“18 As surely as God is faithful, our word to you has not been Yes and No. 19 For the Son of God, Jesus Christ, whom we proclaimed among you, Silvanus and Timothy and I, was not Yes and No, but in him it is always Yes. 20 For all the promises of God find their Yes in him.” (2 Corinthians 1:18-20)
Why do people think Christians are so negative? Perhaps it’s because we are always talking about “Thou shalt not…” We not only focus on the things we can’t do and the things we don’t do, in the past we even added extra layers of “no” around activities because they might, possibly lead someone to sin. For example, I remember forty years ago overhearing a class for teenage girls warning them not to wear patent leather shoes (“Boys will be tempted to stare at the reflections and look up your dress.”) or polka dots (“Young men will be tempted to push the dots.”) Imagine my reaction when I saw a girl wearing patent leather shoes with a polka dot dress! No wonder people think Christians don’t know how to live.
Jesus would take exception to that. Do you remember when the Lord explained, “The thief comes only to steal and kill and destroy. I came that they may have life and have it abundantly,” (John 10:10). I think Jesus would spell “life” with a capital L!
“But there is so much evil in the world!” someone might warn and they would be right. Judith Smith pointed out in Ladies’ Bible Class, “The way to overcome evil is to turn it around. ‘Evil’ spelled backwards is ‘Live.’”
Two words for “evil” used in the New Testament are phalos and kakos. The first, phalos can also be translated “base, ordinary.” That sheds an interesting light on Paul’s instructions to the Corinthians:
“For we must all appear before the judgment seat of Christ, so that each one may receive what is due for what he has done in the body, whether good or evil [phalos],” (2 Corinthians 5:10).
What if we translated Paul’s words as “so that each one may receive what is due for what he has done in this life, whether good or ordinary”? If you really want to experience life don’t settle for evil, that’s just ordinary. Be extraordinary!
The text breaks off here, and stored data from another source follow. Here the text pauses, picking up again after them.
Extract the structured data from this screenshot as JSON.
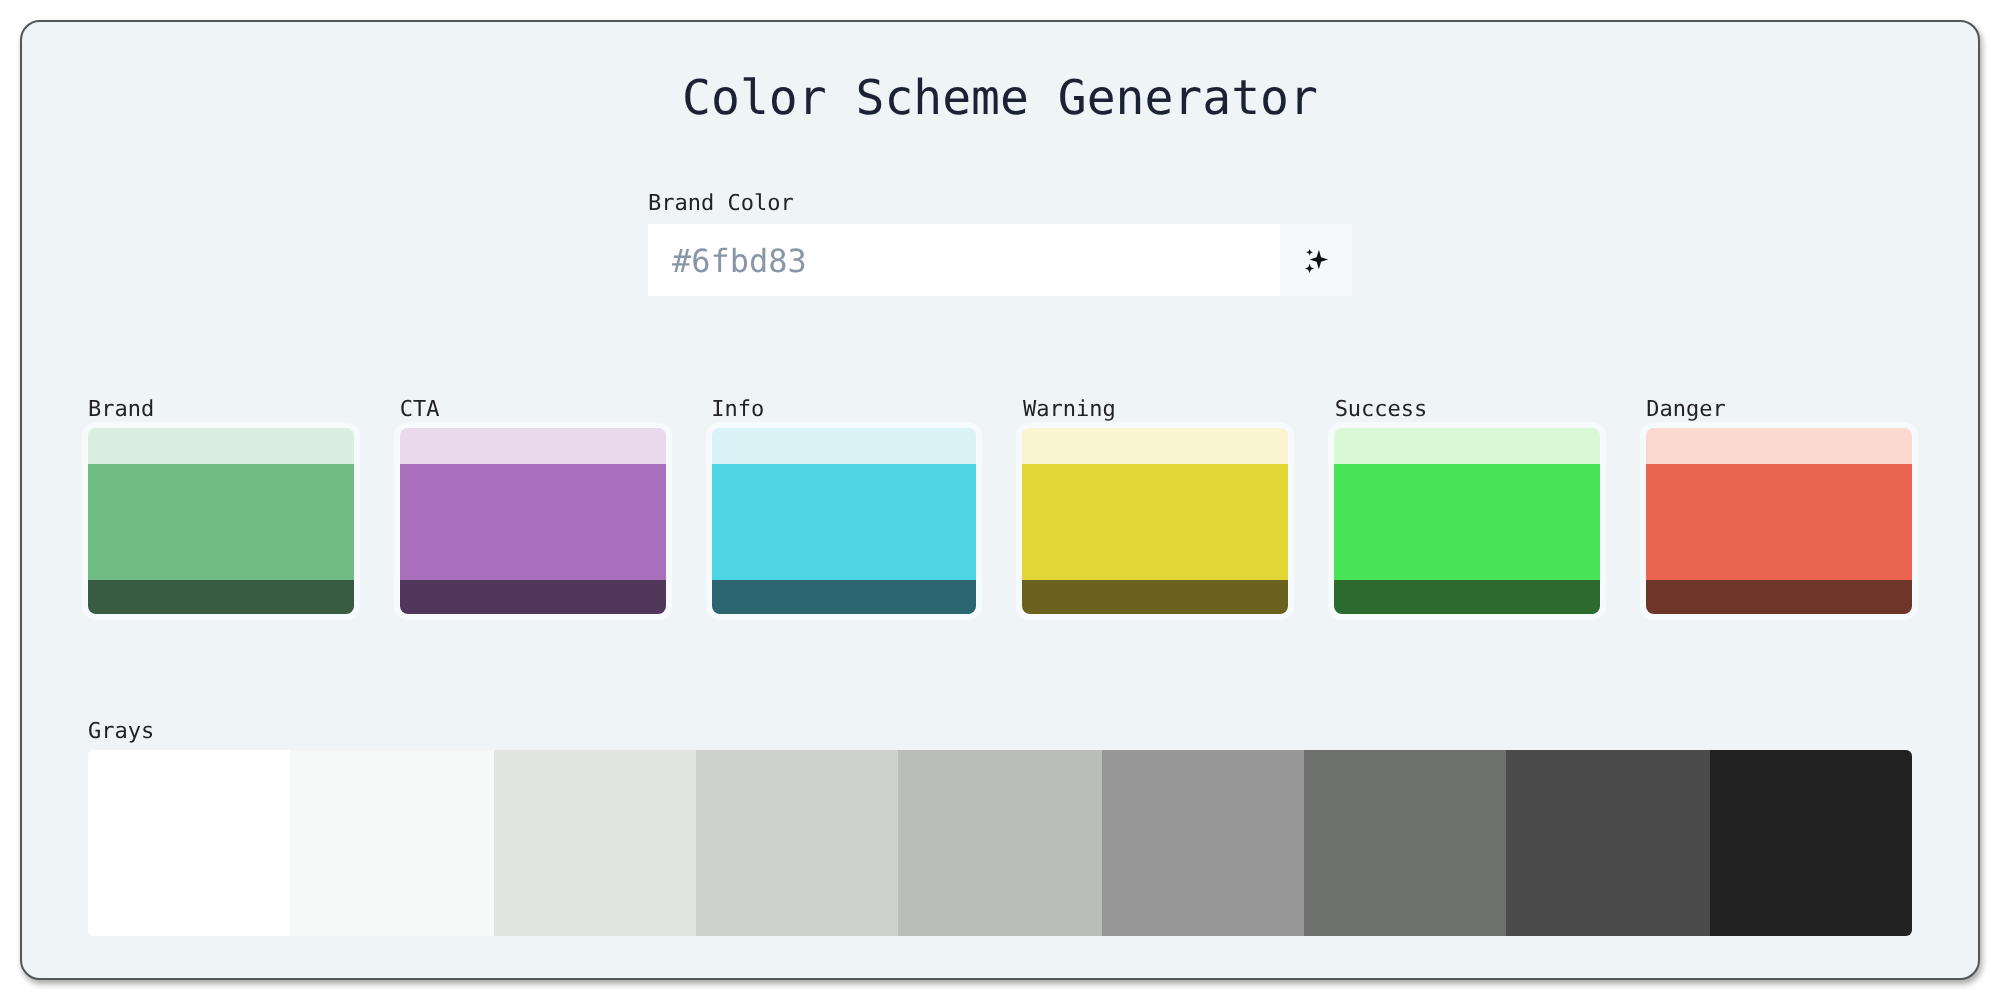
{
  "title": "Color Scheme Generator",
  "brand_field": {
    "label": "Brand Color",
    "placeholder": "#6fbd83"
  },
  "swatches": [
    {
      "label": "Brand",
      "shades": [
        {
          "color": "#dbefe0"
        },
        {
          "color": "#6fbd83"
        },
        {
          "color": "#375c41"
        }
      ]
    },
    {
      "label": "CTA",
      "shades": [
        {
          "color": "#ead9ed"
        },
        {
          "color": "#a86fbd"
        },
        {
          "color": "#52375c"
        }
      ]
    },
    {
      "label": "Info",
      "shades": [
        {
          "color": "#d9f3f7"
        },
        {
          "color": "#4fd6e3"
        },
        {
          "color": "#2b6670"
        }
      ]
    },
    {
      "label": "Warning",
      "shades": [
        {
          "color": "#fbf4d0"
        },
        {
          "color": "#e3d634"
        },
        {
          "color": "#6b6220"
        }
      ]
    },
    {
      "label": "Success",
      "shades": [
        {
          "color": "#d9f9d6"
        },
        {
          "color": "#49e457"
        },
        {
          "color": "#2b6b2e"
        }
      ]
    },
    {
      "label": "Danger",
      "shades": [
        {
          "color": "#fbd9d0"
        },
        {
          "color": "#ea634e"
        },
        {
          "color": "#6e352b"
        }
      ]
    }
  ],
  "grays": {
    "label": "Grays",
    "cells": [
      {
        "color": "#ffffff"
      },
      {
        "color": "#f7f8f8"
      },
      {
        "color": "#e2e4e2"
      },
      {
        "color": "#cfd1cf"
      },
      {
        "color": "#bbbdba"
      },
      {
        "color": "#979797"
      },
      {
        "color": "#6e706d"
      },
      {
        "color": "#4a4b4a"
      },
      {
        "color": "#222222"
      }
    ]
  }
}
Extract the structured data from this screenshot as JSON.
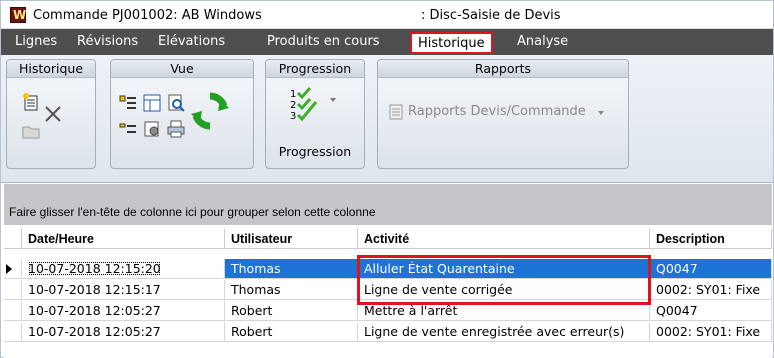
{
  "titlebar": {
    "left": "Commande PJ001002: AB Windows",
    "right": ": Disc-Saisie de Devis"
  },
  "menu": [
    "Lignes",
    "Révisions",
    "Elévations",
    "Produits en cours",
    "Historique",
    "Analyse"
  ],
  "ribbon": {
    "groups": [
      "Historique",
      "Vue",
      "Progression",
      "Rapports"
    ],
    "progression_label": "Progression",
    "rapports_label": "Rapports Devis/Commande"
  },
  "grid": {
    "drag_hint": "Faire glisser l'en-tête de colonne ici pour grouper selon cette colonne",
    "columns": [
      "Date/Heure",
      "Utilisateur",
      "Activité",
      "Description"
    ],
    "rows": [
      [
        "10-07-2018 12:15:20",
        "Thomas",
        "Alluler État Quarentaine",
        "Q0047"
      ],
      [
        "10-07-2018 12:15:17",
        "Thomas",
        "Ligne de vente corrigée",
        "0002: SY01: Fixe"
      ],
      [
        "10-07-2018 12:05:27",
        "Robert",
        "Mettre à l'arrêt",
        "Q0047"
      ],
      [
        "10-07-2018 12:05:27",
        "Robert",
        "Ligne de vente enregistrée avec erreur(s)",
        "0002: SY01: Fixe"
      ]
    ]
  },
  "colors": {
    "menubar": "#4f4f4f",
    "highlight": "#e0141e",
    "selection": "#1e73d8"
  }
}
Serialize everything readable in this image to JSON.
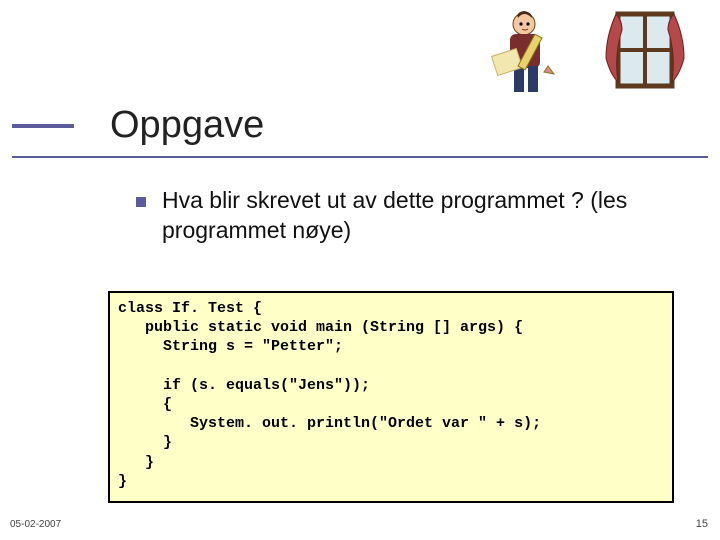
{
  "title": "Oppgave",
  "bullet": "Hva blir skrevet ut av dette programmet ? (les programmet nøye)",
  "code_lines": [
    "class If. Test {",
    "   public static void main (String [] args) {",
    "     String s = \"Petter\";",
    "",
    "     if (s. equals(\"Jens\"));",
    "     {",
    "        System. out. println(\"Ordet var \" + s);",
    "     }",
    "   }",
    "}"
  ],
  "footer": {
    "date": "05-02-2007",
    "page": "15"
  },
  "clipart": {
    "man": "man-with-pencil-paper",
    "window": "window-with-curtains"
  }
}
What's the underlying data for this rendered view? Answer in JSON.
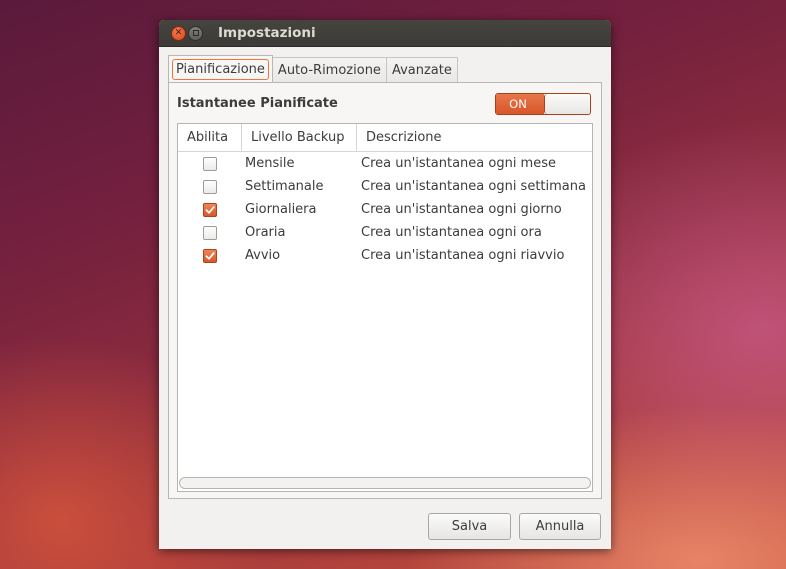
{
  "window": {
    "title": "Impostazioni"
  },
  "tabs": [
    {
      "label": "Pianificazione",
      "active": true
    },
    {
      "label": "Auto-Rimozione",
      "active": false
    },
    {
      "label": "Avanzate",
      "active": false
    }
  ],
  "section": {
    "title": "Istantanee Pianificate"
  },
  "switch": {
    "label": "ON",
    "on": true
  },
  "table": {
    "columns": [
      "Abilita",
      "Livello Backup",
      "Descrizione"
    ],
    "rows": [
      {
        "enabled": false,
        "level": "Mensile",
        "description": "Crea un'istantanea ogni mese"
      },
      {
        "enabled": false,
        "level": "Settimanale",
        "description": "Crea un'istantanea ogni settimana"
      },
      {
        "enabled": true,
        "level": "Giornaliera",
        "description": "Crea un'istantanea ogni giorno"
      },
      {
        "enabled": false,
        "level": "Oraria",
        "description": "Crea un'istantanea ogni ora"
      },
      {
        "enabled": true,
        "level": "Avvio",
        "description": "Crea un'istantanea ogni riavvio"
      }
    ]
  },
  "buttons": {
    "save": "Salva",
    "cancel": "Annulla"
  },
  "colors": {
    "accent": "#dd5a2c",
    "titlebar": "#3c3b37"
  }
}
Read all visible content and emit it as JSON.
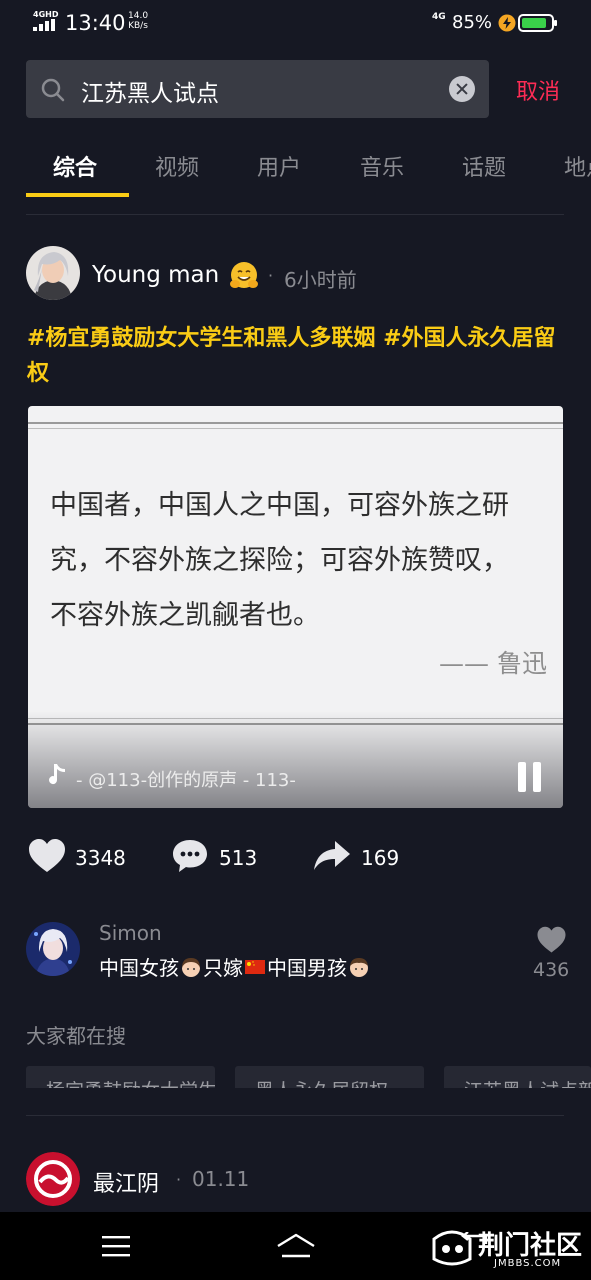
{
  "status_bar": {
    "network_label": "4GHD",
    "time": "13:40",
    "speed_value": "14.0",
    "speed_unit": "KB/s",
    "network_right": "4G",
    "battery_percent": "85%",
    "battery_level": 0.85
  },
  "search": {
    "query": "江苏黑人试点",
    "cancel_label": "取消"
  },
  "tabs": [
    {
      "label": "综合",
      "active": true
    },
    {
      "label": "视频",
      "active": false
    },
    {
      "label": "用户",
      "active": false
    },
    {
      "label": "音乐",
      "active": false
    },
    {
      "label": "话题",
      "active": false
    },
    {
      "label": "地点",
      "active": false
    }
  ],
  "post": {
    "author": "Young man",
    "separator": "·",
    "time_ago": "6小时前",
    "hashtags": "#杨宜勇鼓励女大学生和黑人多联姻 #外国人永久居留权",
    "video": {
      "quote_line1": "中国者，中国人之中国，可容外族之研",
      "quote_line2": "究，不容外族之探险；可容外族赞叹，",
      "quote_line3": "不容外族之凯觎者也。",
      "attribution": "—— 鲁迅",
      "music": "-   @113-创作的原声 - 113-"
    },
    "likes": "3348",
    "comments": "513",
    "shares": "169"
  },
  "top_comment": {
    "name": "Simon",
    "text_part1": "中国女孩",
    "text_part2": "只嫁",
    "text_part3": "中国男孩",
    "likes": "436"
  },
  "trending": {
    "title": "大家都在搜",
    "chips": [
      "杨宜勇鼓励女大学生",
      "黑人永久居留权",
      "江苏黑人试点新政"
    ]
  },
  "next_post": {
    "author": "最江阴",
    "separator": "·",
    "date": "01.11"
  },
  "watermark": {
    "main": "荆门社区",
    "sub": "JMBBS.COM"
  },
  "colors": {
    "background": "#161823",
    "accent_yellow": "#facc15",
    "accent_red": "#fe2c55",
    "muted_text": "#8a8b91"
  }
}
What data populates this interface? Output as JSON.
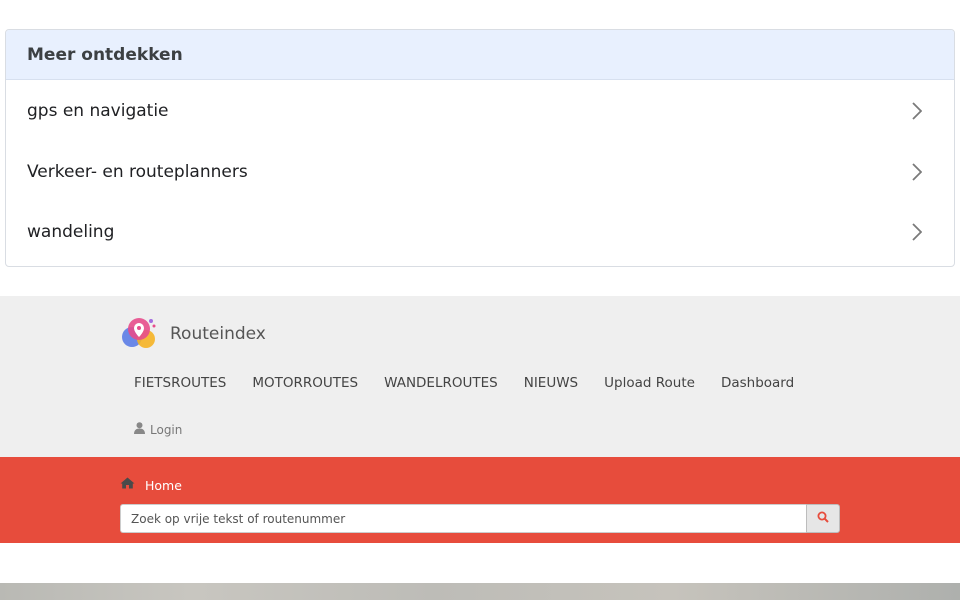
{
  "discover": {
    "title": "Meer ontdekken",
    "items": [
      {
        "label": "gps en navigatie"
      },
      {
        "label": "Verkeer- en routeplanners"
      },
      {
        "label": "wandeling"
      }
    ]
  },
  "header": {
    "brand": "Routeindex",
    "nav": [
      {
        "label": "FIETSROUTES"
      },
      {
        "label": "MOTORROUTES"
      },
      {
        "label": "WANDELROUTES"
      },
      {
        "label": "NIEUWS"
      },
      {
        "label": "Upload Route"
      },
      {
        "label": "Dashboard"
      }
    ],
    "login_label": "Login"
  },
  "redbar": {
    "breadcrumb_home": "Home",
    "search_placeholder": "Zoek op vrije tekst of routenummer"
  },
  "colors": {
    "accent_red": "#e74c3c",
    "header_gray": "#efefef",
    "discover_header_bg": "#e8f0fe"
  },
  "icons": {
    "chevron": "chevron-right-icon",
    "logo": "location-pin-logo",
    "login": "user-icon",
    "home": "home-icon",
    "search": "search-icon"
  }
}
The second word is kakos. The second century Christian, Ignatius, wrote: “These people, while pretending to be trustworthy, mix Jesus Christ with poison [kakos]—like those who administer a deadly drug with honeyed wine, which the unsuspecting victim accepts without fear, and so with fatal pleasure drinks down death,” (Letter to the Traillians, 6:2). Evil is a deadly poison. I want no part of that!
So God is warning us not drink the poison the world is offering; instead live an extraordinary life! This thing we call “sin” has consequences, now and later, so choose life!